A trip to the Virtues’ office ends in Celeste being appointed her sister’s advocatus diaboli. She has less than 48 hours to find the proof – anything that would exonerate her sister. So Celeste begins to uncover truths about her sister’s life, and a lot of it is far from what Celeste believes about her sister. Besides, with every dig, she learns a few secrets of the angels’ life too.
Though structured as a quest to find the true murderer, I would say that this novella is a quest for oneself and one’s true path. It is a story about the demons of the past, which one takes for the truth when in fact, they are damaging. It is a story about the blinding effect of the family. It is a story of what it means to be looked down upon because you are marked.
The novella is very fast-paced. It really immerses you into the story and pulls you forward without letting you catch a breath. The scenes are described very vividly; there is always something happening to Celeste. At the same time, all the actions build a proper scaffolding for the themes of the story. While the timer counts down to zeros, the inside of the angels’ life and that of the Fallen is revealed, and we are given more food for thought.
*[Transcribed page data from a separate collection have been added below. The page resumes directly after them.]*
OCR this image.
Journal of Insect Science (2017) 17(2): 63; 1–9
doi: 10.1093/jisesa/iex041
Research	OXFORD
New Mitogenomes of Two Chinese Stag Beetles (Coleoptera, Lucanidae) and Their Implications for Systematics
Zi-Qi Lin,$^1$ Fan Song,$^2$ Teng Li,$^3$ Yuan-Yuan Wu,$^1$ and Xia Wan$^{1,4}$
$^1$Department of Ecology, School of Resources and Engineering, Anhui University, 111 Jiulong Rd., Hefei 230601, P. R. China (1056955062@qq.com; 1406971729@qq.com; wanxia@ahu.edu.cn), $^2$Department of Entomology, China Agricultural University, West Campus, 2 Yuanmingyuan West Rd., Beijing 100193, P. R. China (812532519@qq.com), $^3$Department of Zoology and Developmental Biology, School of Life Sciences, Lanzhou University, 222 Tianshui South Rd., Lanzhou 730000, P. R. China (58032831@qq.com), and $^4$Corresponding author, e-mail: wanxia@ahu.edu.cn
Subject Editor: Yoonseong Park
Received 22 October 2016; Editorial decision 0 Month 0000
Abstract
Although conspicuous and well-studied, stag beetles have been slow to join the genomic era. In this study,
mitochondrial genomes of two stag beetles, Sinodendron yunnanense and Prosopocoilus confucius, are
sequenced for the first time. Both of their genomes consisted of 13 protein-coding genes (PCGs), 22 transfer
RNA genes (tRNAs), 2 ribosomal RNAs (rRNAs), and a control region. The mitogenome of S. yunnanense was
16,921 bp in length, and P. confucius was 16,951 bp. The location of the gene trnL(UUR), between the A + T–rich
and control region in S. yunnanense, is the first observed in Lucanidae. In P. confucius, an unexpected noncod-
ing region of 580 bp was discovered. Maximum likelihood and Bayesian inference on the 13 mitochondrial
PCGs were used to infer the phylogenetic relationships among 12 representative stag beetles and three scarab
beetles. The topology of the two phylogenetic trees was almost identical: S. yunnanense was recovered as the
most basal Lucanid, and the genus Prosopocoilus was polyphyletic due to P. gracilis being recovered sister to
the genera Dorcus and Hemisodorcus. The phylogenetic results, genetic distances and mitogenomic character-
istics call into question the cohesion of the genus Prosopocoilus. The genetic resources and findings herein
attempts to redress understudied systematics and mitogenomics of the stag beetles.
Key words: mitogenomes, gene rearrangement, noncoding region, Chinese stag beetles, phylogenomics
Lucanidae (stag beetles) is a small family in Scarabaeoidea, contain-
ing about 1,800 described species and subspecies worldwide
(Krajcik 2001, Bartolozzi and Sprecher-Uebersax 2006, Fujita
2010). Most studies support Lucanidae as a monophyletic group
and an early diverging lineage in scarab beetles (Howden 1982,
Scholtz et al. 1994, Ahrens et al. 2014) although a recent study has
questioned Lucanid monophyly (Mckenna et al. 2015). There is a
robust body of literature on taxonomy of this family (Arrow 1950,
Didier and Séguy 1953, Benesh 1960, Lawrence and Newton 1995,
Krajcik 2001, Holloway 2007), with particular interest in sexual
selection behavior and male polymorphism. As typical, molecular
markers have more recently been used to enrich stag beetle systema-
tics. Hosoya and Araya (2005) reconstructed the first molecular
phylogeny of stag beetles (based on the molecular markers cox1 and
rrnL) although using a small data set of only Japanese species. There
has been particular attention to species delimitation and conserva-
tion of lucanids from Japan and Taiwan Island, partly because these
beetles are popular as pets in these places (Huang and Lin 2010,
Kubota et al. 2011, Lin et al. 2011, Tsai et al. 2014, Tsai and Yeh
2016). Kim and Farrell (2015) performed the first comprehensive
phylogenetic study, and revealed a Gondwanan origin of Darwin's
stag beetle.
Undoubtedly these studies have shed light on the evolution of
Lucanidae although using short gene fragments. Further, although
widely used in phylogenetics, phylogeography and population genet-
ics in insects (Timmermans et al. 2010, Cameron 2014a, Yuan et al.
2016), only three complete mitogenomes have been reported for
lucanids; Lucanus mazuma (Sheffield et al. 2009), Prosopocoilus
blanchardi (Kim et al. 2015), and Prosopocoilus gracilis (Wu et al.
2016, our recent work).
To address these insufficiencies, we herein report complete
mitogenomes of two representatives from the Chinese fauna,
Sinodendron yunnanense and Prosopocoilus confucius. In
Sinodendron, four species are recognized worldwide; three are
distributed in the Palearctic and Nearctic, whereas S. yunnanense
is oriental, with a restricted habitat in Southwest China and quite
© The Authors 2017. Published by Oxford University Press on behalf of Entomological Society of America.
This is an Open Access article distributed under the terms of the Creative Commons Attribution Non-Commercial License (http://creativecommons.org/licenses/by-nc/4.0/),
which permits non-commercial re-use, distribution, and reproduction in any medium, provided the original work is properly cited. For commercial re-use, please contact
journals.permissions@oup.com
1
My only problem with Tread of Angels was that I wished to see more of angels. Though Virtues are one of the angel ranks, they look and behave like ordinary people, and it was confusing for me at times when I tried to differentiate them from the Elect. The true winged and majestic angels were mentioned only once. I also wanted to find out more about the Elect and the Fallen – how they happened to be etc. Of course, the scope of the novella does not give the author enough space for that, and it would obviously slow the pace down, but it could be a nice touch.
However, the angels’ normalcy is definitely compensated by the demon side. Though Abraxas, Celeste’s demon lord, is but one, he is such an impressive figure that you catch the idea of a demon and what they are up to straight away. I also loved the steampunk addition of different mechanisms and automatons working on divinity.
All in all, the story does have good world-building and a sturdy plot with some dramatic moments at the very end. It also touches on the important topics of elitism, inferiority, family relations and clutching to the past. I would definitely recommend it.